Clinton-Sanders data breach spat goes to the heart of modern campaigning

“You’re crushing my hand, Hillary.” “I know.” Reuters/Brian Snyder

At their most recent debate, the two main US Democratic party candidates Bernie Sanders and Hillary Clinton tried to defuse a heated dispute between their campaigns over a breach of the Clinton campaign’s voter data, which Sanders staffers allegedly accessed inappropriately. As punishment, his campaign was briefly suspended from the Democratic Party’s master voter file, and it’s now suing the party for $600,000 per day of lost access.

While the two candidates exchanged conciliatory statements in public, their staff remain at loggerheads – one Clinton operative likened it to “the opposing general getting your battle plans.”

The campaigns' outrage at the incident shows just how dependent on data US election campaigns have become. Now-President Barack Obama’s 2008 campaign famously took the use of voter data to new heights, and his 2012 re-election effort was similarly supported by a whole team of data experts – whereas Mitt Romney’s campaign to defeat him was hobbled when his data operation utterly collapsed on election day.

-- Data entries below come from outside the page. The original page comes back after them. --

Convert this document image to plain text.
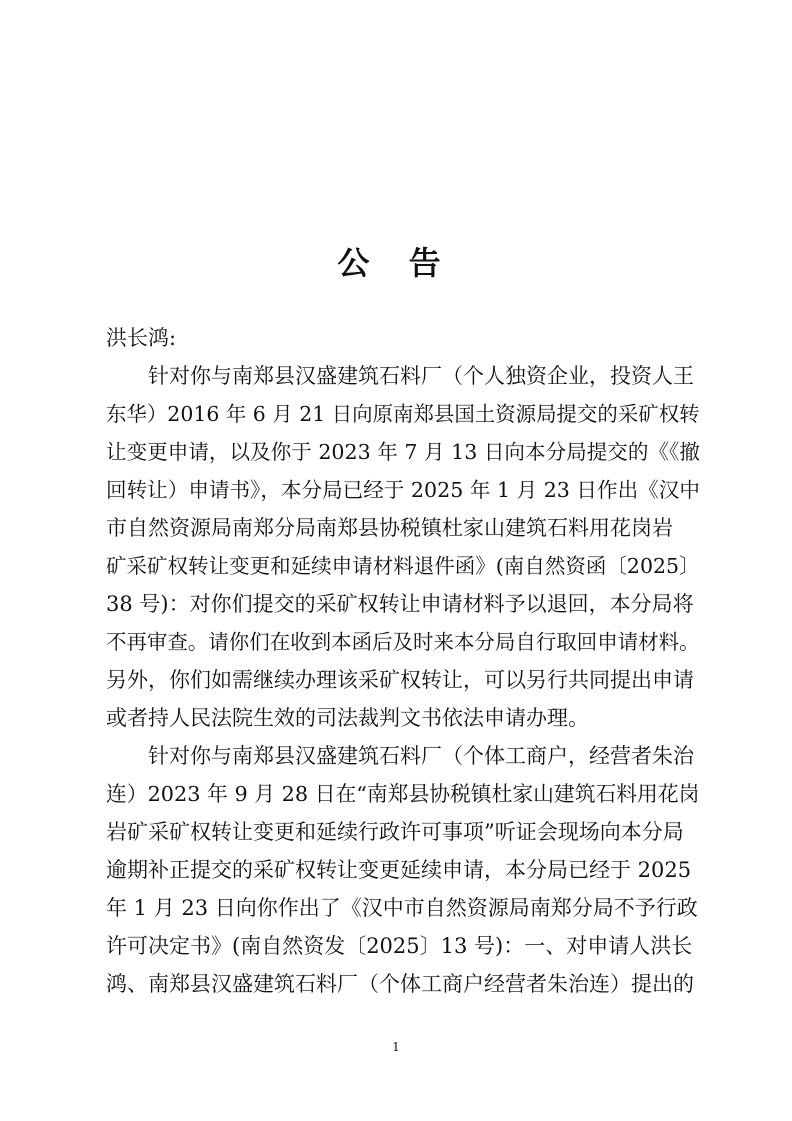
公 告

洪长鸿:

针对你与南郑县汉盛建筑石料厂（个人独资企业，投资人王

东华）2016 年 6 月 21 日向原南郑县国土资源局提交的采矿权转

让变更申请，以及你于 2023 年 7 月 13 日向本分局提交的《《撤

回转让）申请书》，本分局已经于 2025 年 1 月 23 日作出《汉中

市自然资源局南郑分局南郑县协税镇杜家山建筑石料用花岗岩

矿采矿权转让变更和延续申请材料退件函》(南自然资函〔2025〕

38 号)：对你们提交的采矿权转让申请材料予以退回，本分局将

不再审查。请你们在收到本函后及时来本分局自行取回申请材料。

另外，你们如需继续办理该采矿权转让，可以另行共同提出申请

或者持人民法院生效的司法裁判文书依法申请办理。

针对你与南郑县汉盛建筑石料厂（个体工商户，经营者朱治

连）2023 年 9 月 28 日在“南郑县协税镇杜家山建筑石料用花岗

岩矿采矿权转让变更和延续行政许可事项”听证会现场向本分局

逾期补正提交的采矿权转让变更延续申请，本分局已经于 2025

年 1 月 23 日向你作出了《汉中市自然资源局南郑分局不予行政

许可决定书》(南自然资发〔2025〕13 号)：一、对申请人洪长

鸿、南郑县汉盛建筑石料厂（个体工商户经营者朱治连）提出的

1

The past two elections have given the Democrats a serious edge in the data game, and this cycle’s Republican contenders are making every effort to keep up. Ted Cruz has already got into hot water for using tens of millions of Facebook users' data to construct psychological profiles. Even Donald Trump, as maverick as any candidate in living memory and equipped with only a bare-bones campaign machine, knows better than to do without it.

The rationale for all this is plain enough: the more information you collect and process about voters, the better you can target your message and calibrate your speeches to win them over. Data now determines almost all choices of how to run advertising and where to look for potential donors.

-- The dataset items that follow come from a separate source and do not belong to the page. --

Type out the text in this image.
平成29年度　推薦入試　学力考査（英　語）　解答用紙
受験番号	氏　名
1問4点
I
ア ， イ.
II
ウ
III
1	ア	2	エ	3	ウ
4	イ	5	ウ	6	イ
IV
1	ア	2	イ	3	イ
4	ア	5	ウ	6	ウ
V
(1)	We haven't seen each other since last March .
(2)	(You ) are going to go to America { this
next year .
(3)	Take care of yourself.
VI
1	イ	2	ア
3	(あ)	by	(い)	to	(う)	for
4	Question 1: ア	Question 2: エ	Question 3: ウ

Having the right data allows campaigns to build mathematical models of the electorate to a very fine level of detail, and to quickly react to shifts in electorate opinions which can also be “mined” from Twitter, Facebook and the like.

One day, honey, I’ll have all the data I need on you. Reuters

Now they can establish to a remarkable degree how likely a particular voter is to choose a particular candidate – and that allows campaigns to target their attention and messaging incredibly finely. It is now possible to automatically place voters in a pre-defined set of classes (“college student not owning a gun who is pro-immigration and pro-gay marriage”, for example) and target such classes using different strategies.

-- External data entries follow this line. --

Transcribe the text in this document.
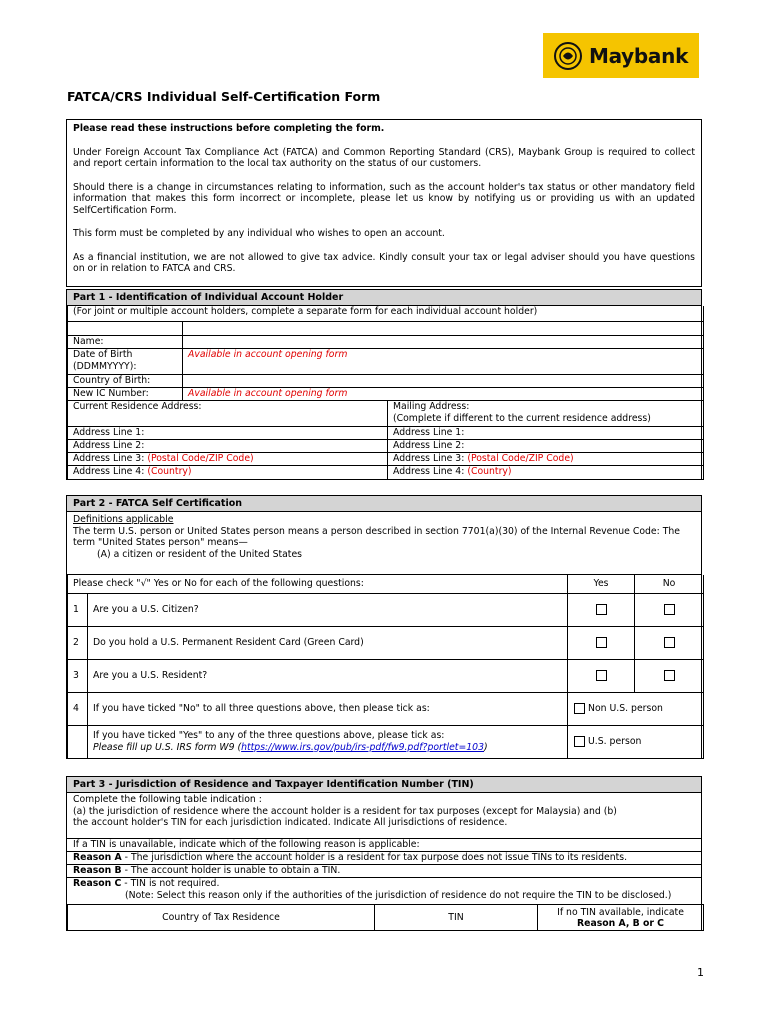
Maybank
FATCA/CRS Individual Self-Certification Form
Please read these instructions before completing the form.

Under Foreign Account Tax Compliance Act (FATCA) and Common Reporting Standard (CRS), Maybank Group is required to collect and report certain information to the local tax authority on the status of our customers.

Should there is a change in circumstances relating to information, such as the account holder's tax status or other mandatory field information that makes this form incorrect or incomplete, please let us know by notifying us or providing us with an updated SelfCertification Form.

This form must be completed by any individual who wishes to open an account.

As a financial institution, we are not allowed to give tax advice. Kindly consult your tax or legal adviser should you have questions on or in relation to FATCA and CRS.

Part 1 - Identification of Individual Account Holder
(For joint or multiple account holders, complete a separate form for each individual account holder)		

Name:		
Date of Birth (DDMMYYYY):	Available in account opening form	
Country of Birth:		
New IC Number:	Available in account opening form	
Current Residence Address:		Mailing Address:
(Complete if different to the current residence address)

Address Line 1:		Address Line 1:
Address Line 2:		Address Line 2:
Address Line 3: (Postal Code/ZIP Code)		Address Line 3: (Postal Code/ZIP Code)
Address Line 4: (Country)		Address Line 4: (Country)
Part 2 - FATCA Self Certification
Definitions applicable
The term U.S. person or United States person means a person described in section 7701(a)(30) of the Internal Revenue Code: The term "United States person" means—
(A) a citizen or resident of the United States
Please check "√" Yes or No for each of the following questions:		Yes	No
1	Are you a U.S. Citizen?		
2	Do you hold a U.S. Permanent Resident Card (Green Card)		
3	Are you a U.S. Resident?		
4	If you have ticked "No" to all three questions above, then please tick as:	Non U.S. person	

	If you have ticked "Yes" to any of the three questions above, please tick as:
Please fill up U.S. IRS form W9 (https://www.irs.gov/pub/irs-pdf/fw9.pdf?portlet=103)	U.S. person	
Part 3 - Jurisdiction of Residence and Taxpayer Identification Number (TIN)
Complete the following table indication :
(a) the jurisdiction of residence where the account holder is a resident for tax purposes (except for Malaysia) and (b)
the account holder's TIN for each jurisdiction indicated. Indicate All jurisdictions of residence.
If a TIN is unavailable, indicate which of the following reason is applicable:
Reason A - The jurisdiction where the account holder is a resident for tax purpose does not issue TINs to its residents.
Reason B - The account holder is unable to obtain a TIN.
Reason C - TIN is not required.
(Note: Select this reason only if the authorities of the jurisdiction of residence do not require the TIN to be disclosed.)
Country of Tax Residence	TIN	If no TIN available, indicate
Reason A, B or C
1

Far from being purely cynical and mechanical, this sort of data-driven approach does actually offer benefits to voters. It’s one way to push back on the echo-chamber effect that obstructs campaign messaging, in which people keep seeing the same type of message over and over again. Being able to target undecided voters allows them to look at a diversity of content, solving the problem of being in a “filter bubble” that keeps them from seeing anything unexpected that might change their thinking.

Lie of the land

Using data in this way is not at all simple. Big data necessarily contains a lot of “noise”; the real expense isn’t in collecting large amounts of data, but rather in extracting valuable information from it.

However much data is available, it’ll always be incomplete. It will be a sample and will therefore have a bias, meaning it can never represent the entire voter population with perfect accuracy. People that are on Twitter or those that are accessible via services such as Amazon MTurk, a popular crowdsourcing platform used to collect data and to run surveys, are not representative of either the general population or of the electorate.

Any effort to collect data from Facebook and run surveys online also has to contend with serious data quality problems. Our recent research has shown that about half of the people on such online platforms provide low quality or fake data.

Another drawback of data gathering is its cost. Asking people to provide information on Amazon MTurk costs money. If the number of people is large, the cost may become outrageous.

But however challenging it is to handle, data is only going to become more important for campaigners. And if it’s used correctly, it might help improve the state of democracy, too – since the more candidates know about their voters, the better they can understand their needs.